Spruch:
Der Nichtigkeitsbeschwerde wird Folge gegeben, der (zur Hauptfrage unberührt bleibende) Wahrspruch der Geschwornen zur Eventualfrage und demgemäß das angefochtene Urteil aufgehoben und die Sache zu neuer Verhandlung und Entscheidung im Umfang der Aufhebung an den Einzelrichter des Kreisgerichtes
Korneuburg - dem gemäß § 349 Abs. 2 StPO aufgetragen wird, den aufrecht gebliebenen Wahrspruch zur Hauptfrage der Entscheidung mit zugrunde zu legen - zurückverwiesen.
Mit ihren Berufungen werden die Angeklagten und die Staatsanwaltschaft auf diese Entscheidung verwiesen.
Rechtliche Beurteilung
Gründe:
Auf Grund des Wahrspruchs der Geschwornen wurde Rosemarie E***** - in Abweichung von der auf versuchten Mord lautenden Anklage - des Verbrechens der versuchten absichtlichen schweren Körperverletzung nach §§ 15, 87 Abs. 1 StGB schuldig erkannt.

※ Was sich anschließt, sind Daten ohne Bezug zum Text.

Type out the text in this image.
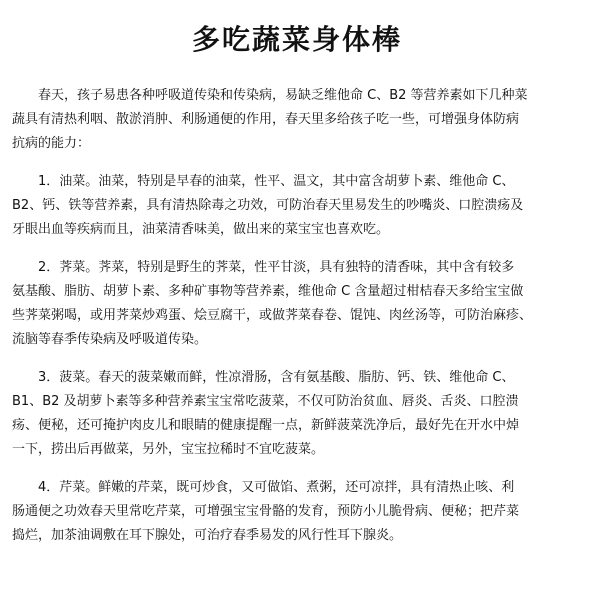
多吃蔬菜身体棒
春天，孩子易患各种呼吸道传染和传染病，易缺乏维他命 C、B2 等营养素如下几种菜
蔬具有清热利咽、散淤消肿、利肠通便的作用，春天里多给孩子吃一些，可增强身体防病
抗病的能力：
1．油菜。油菜，特别是早春的油菜，性平、温文，其中富含胡萝卜素、维他命 C、
B2、钙、铁等营养素，具有清热除毒之功效，可防治春天里易发生的吵嘴炎、口腔溃疡及
牙眼出血等疾病而且，油菜清香味美，做出来的菜宝宝也喜欢吃。
2．荠菜。荠菜，特别是野生的荠菜，性平甘淡，具有独特的清香味，其中含有较多
氨基酸、脂肪、胡萝卜素、多种矿事物等营养素，维他命 C 含量超过柑桔春天多给宝宝做
些荠菜粥喝，或用荠菜炒鸡蛋、烩豆腐干，或做荠菜春卷、馄饨、肉丝汤等，可防治麻疹、
流脑等春季传染病及呼吸道传染。
3．菠菜。春天的菠菜嫩而鲜，性凉滑肠，含有氨基酸、脂肪、钙、铁、维他命 C、
B1、B2 及胡萝卜素等多种营养素宝宝常吃菠菜，不仅可防治贫血、唇炎、舌炎、口腔溃
疡、便秘，还可掩护肉皮儿和眼睛的健康提醒一点，新鲜菠菜洗净后，最好先在开水中焯
一下，捞出后再做菜，另外，宝宝拉稀时不宜吃菠菜。
4．芹菜。鲜嫩的芹菜，既可炒食，又可做馅、煮粥，还可凉拌，具有清热止咳、利
肠通便之功效春天里常吃芹菜，可增强宝宝骨骼的发育，预防小儿脆骨病、便秘；把芹菜
捣烂，加茶油调敷在耳下腺处，可治疗春季易发的风行性耳下腺炎。
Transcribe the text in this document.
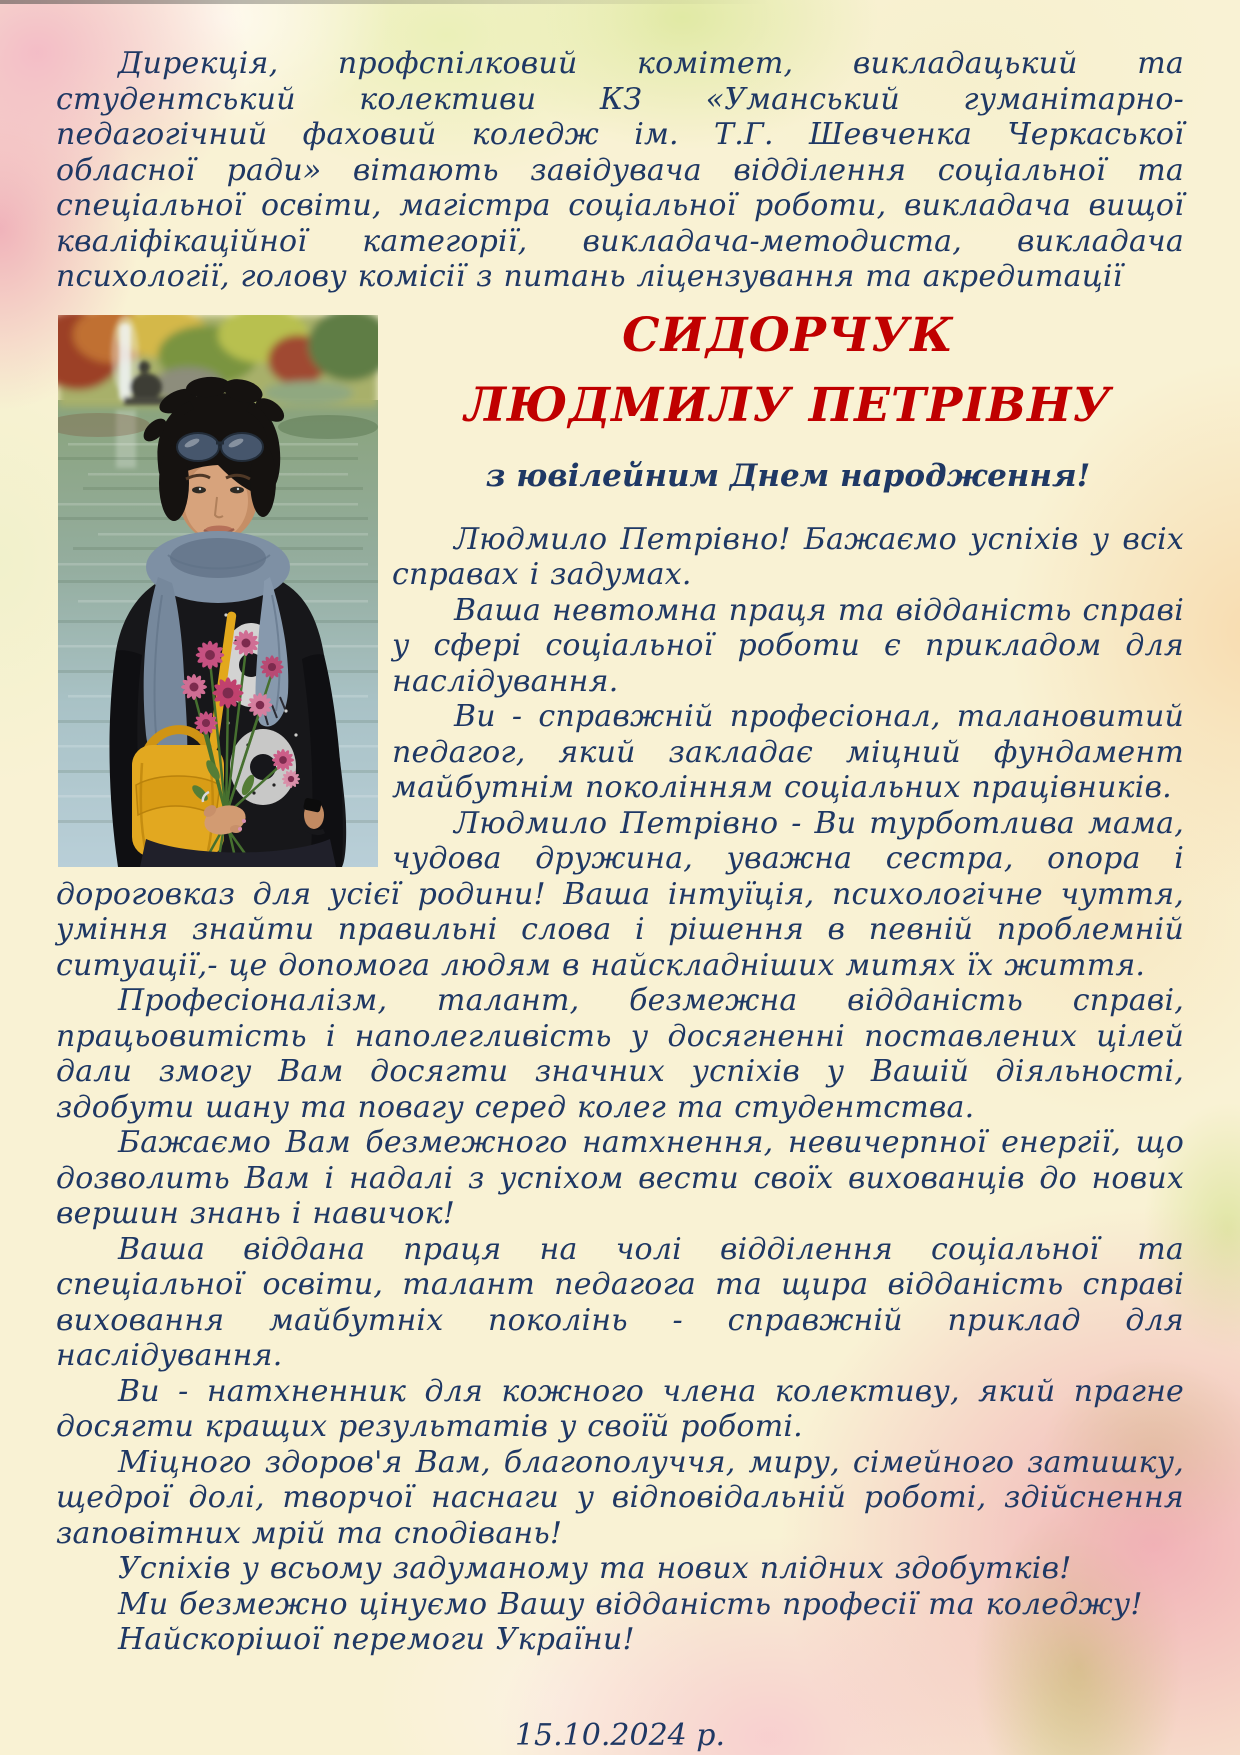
Дирекція, профспілковий комітет, викладацький та студентський колективи КЗ «Уманський гуманітарно-педагогічний фаховий коледж ім. Т.Г. Шевченка Черкаської обласної ради» вітають завідувача відділення соціальної та спеціальної освіти, магістра соціальної роботи, викладача вищої кваліфікаційної категорії, викладача-методиста, викладача психології, голову комісії з питань ліцензування та акредитації

СИДОРЧУК
ЛЮДМИЛУ ПЕТРІВНУ

з ювілейним Днем народження!

Людмило Петрівно! Бажаємо успіхів у всіх справах і задумах.

Ваша невтомна праця та відданість справі у сфері соціальної роботи є прикладом для наслідування.

Ви - справжній професіонал, талановитий педагог, який закладає міцний фундамент майбутнім поколінням соціальних працівників.

Людмило Петрівно - Ви турботлива мама, чудова дружина, уважна сестра, опора і дороговказ для усієї родини! Ваша інтуїція, психологічне чуття, уміння знайти правильні слова і рішення в певній проблемній ситуації,- це допомога людям в найскладніших митях їх життя.

Професіоналізм, талант, безмежна відданість справі, працьовитість і наполегливість у досягненні поставлених цілей дали змогу Вам досягти значних успіхів у Вашій діяльності, здобути шану та повагу серед колег та студентства.

Бажаємо Вам безмежного натхнення, невичерпної енергії, що дозволить Вам і надалі з успіхом вести своїх вихованців до нових вершин знань і навичок!

Ваша віддана праця на чолі відділення соціальної та спеціальної освіти, талант педагога та щира відданість справі виховання майбутніх поколінь - справжній приклад для наслідування.

Ви - натхненник для кожного члена колективу, який прагне досягти кращих результатів у своїй роботі.

Міцного здоров'я Вам, благополуччя, миру, сімейного затишку, щедрої долі, творчої наснаги у відповідальній роботі, здійснення заповітних мрій та сподівань!

Успіхів у всьому задуманому та нових плідних здобутків!

Ми безмежно цінуємо Вашу відданість професії та коледжу!

Найскорішої перемоги України!

15.10.2024 р.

Die Geschwornen hatten die anklagekonforme Hauptfrage, ob Rosemarie E***** am 30.Jänner 1991 in Korneuburg ihren geschiedenen Ehegatten Leopold E***** durch Versetzen von Stichen mit einem "Butterflymesser" mit 11 cm Klingenlänge zu töten versucht hatte, stimmeneinhellig verneint; die Eventualfrage, ob die Angeklagte solcherart absichtlich Leopold E***** schwer zu verletzen suchte, jedoch (tatsächlich nur leicht verletzt hat), stimmeneinhellig bejaht.
Der Antrag der Verteidigerin (S 300) neben der einzigen genannten Eventualfrage auch eine solche in Richtung (vorsätzlicher) Körperverletzung nach § 83 StGB zu stellen, wurde vom Schwurgerichtshof abgelehnt, weil weder die Verantwortung der Angeklagten noch das Gutachten des chirurgischen Sachverständigen eine solche Frage indiziert hätten.
Die auf § 345 Abs. 1 Z 6 StPO gestützte Nichtigkeitsbeschwerde ist im Recht.
Das angeführte Sachverständigengutachten indiziert zwar nicht die begehrte Fragestellung. Denn zur Frage wieso die Angeklagte eine tangentiale, nur leichte Verletzungsfolgen auslösende Stichführung gegen den Rücken ihres geschiedenen Gatten führte, hat der Sachverständige nicht Stellung genommen, daher auch nicht, ob ihre Absicht schwer zu verletzen fehlgeschlagen ist, oder von vornherein keine solche bestand.
Anders jedoch das Vorbringen der Angeklagten: Diese hat nach Vorhalt des verwendeten gefährlichen Tatwerkzeuges und teilweise über weiteres ausdrückliches Befragen in der Hauptverhandlung bloß ihren Verletzungswillen einbekannt, jedoch ein Wissen über die möglichen (schweren) Folgen ihres Vorgehens und eine Überlegung zu möglichen (schweren) Verletzungsfolgen ebenso, wie eine gezielte Stichführung ausdrücklich verneint (S 271 ff). Dieses Vorbringen hätte erfordert, neben der gestellten Eventualfrage nach versuchter absichtlich schwerer Körperverletzung auch eine solche nach Körperverletzung gemäß § 83 StGB Abs. 1 (allenfalls auch in der Qualifikation des § 84 Abs. 2 Z 1) StGB zu stellen.
Das durch das Beschwerdevorbringen aufgezeigte Fehlen einer Eventualfrage in der begehrten Richtung begründet Nichtigkeit des Urteils des Geschwornengerichtes und erfordert bereits in nichtöffentlicher Beratung Urteilsaufhebung (§§ 285 e, 344 StPO).
Die Sache war an den nunmehr zuständigen Einzelrichter zu verweisen (§§ 349 Abs. 2, 351 StPO); denn über den die Kompetenz des Geschwornengerichtes begründenden Anklagevorwurf wurde durch Verneinung der Hauptfrage im insoweit unangefochtenen und aufrecht gebliebenen Wahrspruch endgültig abgesprochen. Damit ist im zweiten Rechtsgang nur mehr über eine strafbare Handlung zu erkennen, die nicht in die Zuständigkeit des Geschwornengerichtes, sondern des Einzelrichters fällt (SSt 47/11, 14 Os 90/89 uva).
Mit ihren Berufungen aber waren die Angeklagten und die Staatsanwaltschaft auf die Urteilsaufhebung zu verweisen.